In this latest series, we dig deeper into the stories of our expert contributors. This interview has been edited for clarity and length.
Ryan Phelan has 25 years experience in email marketing and has written 83 articles for MarTech on that and other topics. He’s the co-founder of RPEOrigin.com, a digital marketing services company with an agnostic approach, and is the chairman emeritus of the Email Experience Council Advisory Board.
Q: How did you get into marketing?
A: I actually have a funny employment history! I went to varsity and studied to be a Catholic priest and decided, halfway through the program, that I didn’t wish to be a priest. And so then I believed, well, I’m a reasonably good DJ. So I worked at a nightclub for six years, being a DJ and running the club. And then I discovered DJing didn’t make any money, and that was during the dot-com boom.
I got my first web job with Giftpoint.com, which did gift certificates online. I worked in the affiliate world and I worked in email. And over the years I did quite a bit with internet affiliate marketing, after which decided that email is where I desired to go. It was more fun, more exciting, more latest. And that’s where I began my email profession, back in 1998. It’s been a heck of a ride! I got a level in Psychology. Most marketers I do know don’t have a level in Marketing, they’ve a level in something else.
Q: From the DJs I do know, it feels like there’s a psychological component to hosting a celebration.
A: There is. There are two things I took away from being a nightclub DJ that I still use today that I believe are great for marketers. I learned the best way to read a room. You’re up in the DJ booth putting on music and pondering: What is the crowd going to react to? What is the next song? And you get very attuned to what persons are doing and the micro-movements around the room, who’s going up for drinks and so on. You read the entire room and that helps predict the energy level and where you go next. That customer-centric focus is admittedly what I began back in ‘95, entertaining 600 people an evening in a nightclub. Taking that into email, I believe it’s really about putting the customer first and reading the room.
Q: In email marketing, there’s no single room where everybody is mingling together. Is that why it must be data-centric?
A: The “room” in email is your reporting, your conversion rate, your online behavior, heat maps, all that sort of stuff. But it’s still this centric approach of reading the room and attempting to work out that everyone is different.
When I used to be DJing we had a format, and it was a rustic nightclub. We developed, really, a science on the best way to play music in a nightclub. It began with a pair two-steps, a triple-step, which is somewhat faster-paced, after which one other faster song, until you reach this crescendo. And various kinds of people come onto the dance floor based on what you’re playing. Then you crash it all the way down to one other two-step, bring it up again, play one other slow song, after which start the whole thing all over again. What that does is create a stream on and off the dance floor that’s very like segmentation done in marketing.

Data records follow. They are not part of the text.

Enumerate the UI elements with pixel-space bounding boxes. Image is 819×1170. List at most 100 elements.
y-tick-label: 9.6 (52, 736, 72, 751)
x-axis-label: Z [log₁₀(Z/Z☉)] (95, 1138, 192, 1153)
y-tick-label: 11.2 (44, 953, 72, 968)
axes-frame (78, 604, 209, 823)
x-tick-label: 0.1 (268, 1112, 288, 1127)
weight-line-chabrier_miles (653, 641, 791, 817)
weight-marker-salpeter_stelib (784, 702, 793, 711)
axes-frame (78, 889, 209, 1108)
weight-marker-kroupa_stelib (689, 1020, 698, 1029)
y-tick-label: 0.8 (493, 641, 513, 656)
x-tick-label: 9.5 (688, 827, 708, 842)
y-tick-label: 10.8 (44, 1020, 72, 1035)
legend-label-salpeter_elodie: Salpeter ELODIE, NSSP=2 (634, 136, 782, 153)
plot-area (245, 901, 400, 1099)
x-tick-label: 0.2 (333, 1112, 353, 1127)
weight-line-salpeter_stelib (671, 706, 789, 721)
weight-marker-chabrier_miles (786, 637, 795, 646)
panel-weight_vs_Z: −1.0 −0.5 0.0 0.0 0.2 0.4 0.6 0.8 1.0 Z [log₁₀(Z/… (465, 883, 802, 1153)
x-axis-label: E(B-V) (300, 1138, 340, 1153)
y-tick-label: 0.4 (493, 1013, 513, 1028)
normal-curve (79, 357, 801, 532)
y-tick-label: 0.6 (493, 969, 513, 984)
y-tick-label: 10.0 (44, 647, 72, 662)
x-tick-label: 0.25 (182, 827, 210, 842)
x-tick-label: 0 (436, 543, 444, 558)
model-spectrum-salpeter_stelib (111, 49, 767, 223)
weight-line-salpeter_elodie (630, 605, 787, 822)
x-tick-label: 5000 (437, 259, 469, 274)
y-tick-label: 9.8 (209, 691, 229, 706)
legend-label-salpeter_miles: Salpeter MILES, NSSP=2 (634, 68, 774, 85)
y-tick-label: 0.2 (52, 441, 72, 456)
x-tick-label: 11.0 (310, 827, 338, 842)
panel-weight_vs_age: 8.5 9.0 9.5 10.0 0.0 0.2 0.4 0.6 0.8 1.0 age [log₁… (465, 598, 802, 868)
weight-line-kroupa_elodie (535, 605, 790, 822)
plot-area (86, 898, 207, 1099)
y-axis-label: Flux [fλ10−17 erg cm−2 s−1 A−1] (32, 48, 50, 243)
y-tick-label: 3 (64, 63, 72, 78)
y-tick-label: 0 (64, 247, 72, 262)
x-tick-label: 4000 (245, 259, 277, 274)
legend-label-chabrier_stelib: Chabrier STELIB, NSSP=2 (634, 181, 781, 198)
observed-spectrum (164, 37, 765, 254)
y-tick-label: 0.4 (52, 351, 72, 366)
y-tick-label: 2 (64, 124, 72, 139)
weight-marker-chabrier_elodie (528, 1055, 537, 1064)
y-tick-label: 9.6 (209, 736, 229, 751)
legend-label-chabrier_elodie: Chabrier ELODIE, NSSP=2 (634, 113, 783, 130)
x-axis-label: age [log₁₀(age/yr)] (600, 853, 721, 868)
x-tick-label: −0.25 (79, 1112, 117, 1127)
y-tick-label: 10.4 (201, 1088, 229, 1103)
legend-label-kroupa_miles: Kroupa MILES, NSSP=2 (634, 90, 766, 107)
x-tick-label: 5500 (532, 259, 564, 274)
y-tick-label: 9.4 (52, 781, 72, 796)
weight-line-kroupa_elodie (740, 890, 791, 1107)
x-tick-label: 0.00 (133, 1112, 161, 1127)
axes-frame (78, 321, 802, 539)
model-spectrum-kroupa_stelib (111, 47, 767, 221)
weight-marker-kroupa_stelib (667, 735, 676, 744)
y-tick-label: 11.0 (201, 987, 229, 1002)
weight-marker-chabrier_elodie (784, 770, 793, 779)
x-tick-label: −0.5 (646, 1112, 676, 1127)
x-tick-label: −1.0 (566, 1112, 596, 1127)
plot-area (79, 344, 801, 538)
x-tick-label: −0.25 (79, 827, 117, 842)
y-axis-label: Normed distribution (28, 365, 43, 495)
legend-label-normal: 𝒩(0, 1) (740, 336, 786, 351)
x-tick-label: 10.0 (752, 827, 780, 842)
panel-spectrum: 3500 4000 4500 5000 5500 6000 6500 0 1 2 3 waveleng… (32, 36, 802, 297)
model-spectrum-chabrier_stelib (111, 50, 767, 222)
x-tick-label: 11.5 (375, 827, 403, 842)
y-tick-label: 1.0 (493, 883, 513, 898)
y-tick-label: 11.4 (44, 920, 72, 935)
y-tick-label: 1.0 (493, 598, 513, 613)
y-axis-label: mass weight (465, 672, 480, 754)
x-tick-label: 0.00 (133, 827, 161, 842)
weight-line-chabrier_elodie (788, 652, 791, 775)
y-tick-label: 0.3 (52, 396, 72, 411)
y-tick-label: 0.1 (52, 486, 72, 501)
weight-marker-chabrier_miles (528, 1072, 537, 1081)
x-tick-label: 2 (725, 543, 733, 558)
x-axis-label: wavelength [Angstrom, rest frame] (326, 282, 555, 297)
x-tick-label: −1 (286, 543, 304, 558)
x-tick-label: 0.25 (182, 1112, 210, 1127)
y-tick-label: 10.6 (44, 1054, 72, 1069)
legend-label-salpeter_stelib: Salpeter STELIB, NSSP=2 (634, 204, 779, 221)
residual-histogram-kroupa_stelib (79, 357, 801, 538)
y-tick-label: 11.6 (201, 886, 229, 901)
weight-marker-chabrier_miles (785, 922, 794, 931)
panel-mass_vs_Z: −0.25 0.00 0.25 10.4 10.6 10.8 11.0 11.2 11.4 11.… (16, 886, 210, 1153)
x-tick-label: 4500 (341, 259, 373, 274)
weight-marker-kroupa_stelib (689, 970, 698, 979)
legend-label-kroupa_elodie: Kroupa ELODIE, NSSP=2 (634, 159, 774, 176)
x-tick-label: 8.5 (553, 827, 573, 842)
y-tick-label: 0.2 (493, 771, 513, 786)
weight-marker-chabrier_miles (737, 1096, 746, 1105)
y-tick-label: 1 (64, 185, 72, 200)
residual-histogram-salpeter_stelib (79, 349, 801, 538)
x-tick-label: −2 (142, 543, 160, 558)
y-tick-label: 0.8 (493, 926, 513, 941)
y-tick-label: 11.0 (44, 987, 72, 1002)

In today’s world, most marketers are doing one-to-many messages. They’re not doing any segmentation, it’s the same message to everybody. That’s like me playing the same music over and all over again while I’m DJing. But what I’m doing, and what marketers needs to be doing, is using propensity, using demographic and geographic data, taking a look at persona-based models, and what you’ll be able to do to distinguish your message to different archetypes and groups that you simply discover in the data.
Q: Why do you think that email continues to be such a vital marketing channel in spite of everything these years?
A: I believe there are two upsides for email currently. Number one, we still have a big majority of marketers that also aren’t doing the advanced stuff — segmentation or “reading the room.” There are still corporations which might be fighting that. Covid was an excellent example of how corporations finally realized they were underweight of their technology with the intention to execute email, either of their staff or tech stack. Email got here in and saved the day again during Covid.
The second thing is that with the availability of information, email has the opportunity to proceed to grow in sophistication. From identification, to third-party data, to touching outside of email into social media or text or web — email continues to power those full-spectrum experiences. And so the same future I saw for email 25 years ago, I still see today. But it’s predicated on the indisputable fact that first we have now to get more corporations to purchase in on the sophistication that email can achieve with data.
Read our Spotlight on contributor Stacey Ackerman here.